How can parse out just the time and address of the sale so I can plan
my routes and which days to visit which house.
(Folks mark the stuff down on the lastday)


1. Come see at: 4785 SE 133rd Dr, City, State 12345 Off Holgate, take
a right on 134th, (Aspen Meadows), stop sign take a right, take a
left
on 133rd and 5th house on the left. Saturday August 11, 2007 10am to
5pm only


2. Lots of Name Brands!! Tons of Clothes for Girls and Boys.
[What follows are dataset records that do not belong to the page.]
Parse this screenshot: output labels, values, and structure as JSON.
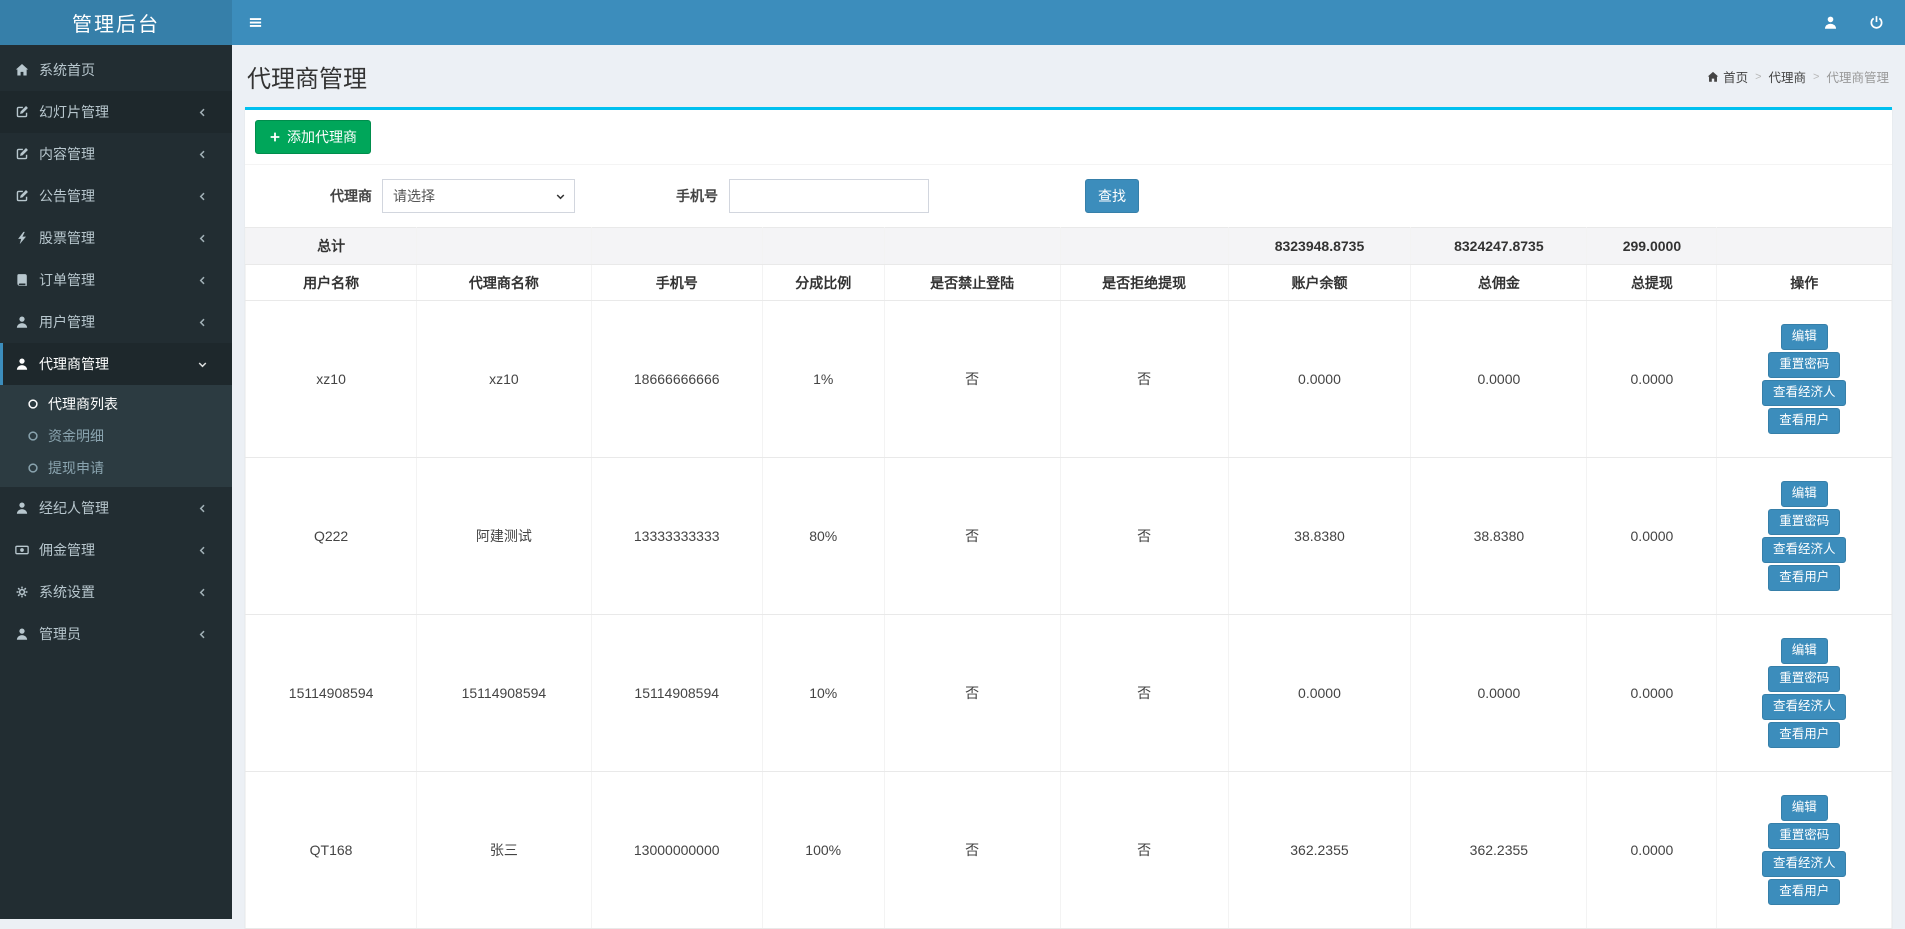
{
  "app": {
    "title": "管理后台"
  },
  "topbar": {
    "icons": [
      "hamburger-icon",
      "user-icon",
      "power-icon"
    ]
  },
  "sidebar": {
    "items": [
      {
        "label": "系统首页",
        "icon": "home-icon",
        "expandable": false
      },
      {
        "label": "幻灯片管理",
        "icon": "edit-icon",
        "expandable": true,
        "hovered": true
      },
      {
        "label": "内容管理",
        "icon": "edit-icon",
        "expandable": true
      },
      {
        "label": "公告管理",
        "icon": "edit-icon",
        "expandable": true
      },
      {
        "label": "股票管理",
        "icon": "bolt-icon",
        "expandable": true
      },
      {
        "label": "订单管理",
        "icon": "book-icon",
        "expandable": true
      },
      {
        "label": "用户管理",
        "icon": "user-icon",
        "expandable": true
      },
      {
        "label": "代理商管理",
        "icon": "user-icon",
        "expandable": true,
        "active": true,
        "expanded": true,
        "children": [
          {
            "label": "代理商列表",
            "active": true
          },
          {
            "label": "资金明细"
          },
          {
            "label": "提现申请"
          }
        ]
      },
      {
        "label": "经纪人管理",
        "icon": "user-icon",
        "expandable": true
      },
      {
        "label": "佣金管理",
        "icon": "money-icon",
        "expandable": true
      },
      {
        "label": "系统设置",
        "icon": "gear-icon",
        "expandable": true
      },
      {
        "label": "管理员",
        "icon": "user-icon",
        "expandable": true
      }
    ]
  },
  "page": {
    "title": "代理商管理",
    "breadcrumb": [
      "首页",
      "代理商",
      "代理商管理"
    ]
  },
  "toolbar": {
    "add_button": "添加代理商"
  },
  "filters": {
    "agent_label": "代理商",
    "agent_selected": "请选择",
    "phone_label": "手机号",
    "phone_value": "",
    "search_button": "查找"
  },
  "table": {
    "totals": [
      "总计",
      "",
      "",
      "",
      "",
      "",
      "8323948.8735",
      "8324247.8735",
      "299.0000",
      ""
    ],
    "columns": [
      "用户名称",
      "代理商名称",
      "手机号",
      "分成比例",
      "是否禁止登陆",
      "是否拒绝提现",
      "账户余额",
      "总佣金",
      "总提现",
      "操作"
    ],
    "rows": [
      {
        "cells": [
          "xz10",
          "xz10",
          "18666666666",
          "1%",
          "否",
          "否",
          "0.0000",
          "0.0000",
          "0.0000"
        ]
      },
      {
        "cells": [
          "Q222",
          "阿建测试",
          "13333333333",
          "80%",
          "否",
          "否",
          "38.8380",
          "38.8380",
          "0.0000"
        ]
      },
      {
        "cells": [
          "15114908594",
          "15114908594",
          "15114908594",
          "10%",
          "否",
          "否",
          "0.0000",
          "0.0000",
          "0.0000"
        ]
      },
      {
        "cells": [
          "QT168",
          "张三",
          "13000000000",
          "100%",
          "否",
          "否",
          "362.2355",
          "362.2355",
          "0.0000"
        ]
      }
    ],
    "actions": [
      "编辑",
      "重置密码",
      "查看经济人",
      "查看用户"
    ]
  },
  "colors": {
    "navbar": "#3c8dbc",
    "logo": "#367fa9",
    "sidebar": "#222d32",
    "accent_button": "#3c8dbc",
    "success_button": "#00a65a",
    "box_top_border": "#00c0ef"
  }
}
Dog
House, Animal Kennel, toys, lego table, infant chairs, girl HOPE TO
SEE YOU THERE, THANK YOU!!!! This Friday & Saturday!! 8/10 & 8/11
10am
- 6pm 2100 SE 118th Ave City, St 12345


3. Lots of Name Brands!! Tons of Clothes for Girls and Boys. Dog
House, Animal Kennel, toys, lego table, infant chairs, girl HOPE TO
SEE YOU THERE, THANK YOU!!!! Fri & Sat Aug 10 & Aug 11 10 am - 6 pm
2100 SE 120th Ave City, St no zip


Steve
 
S

Skye Shaw!@#$

Can't do this in Excel. Can perl do it?
More of less
Ok here is my goal.

<snip>

On Thursday my local newspaper post Garage sell ads for the up coming
weekend.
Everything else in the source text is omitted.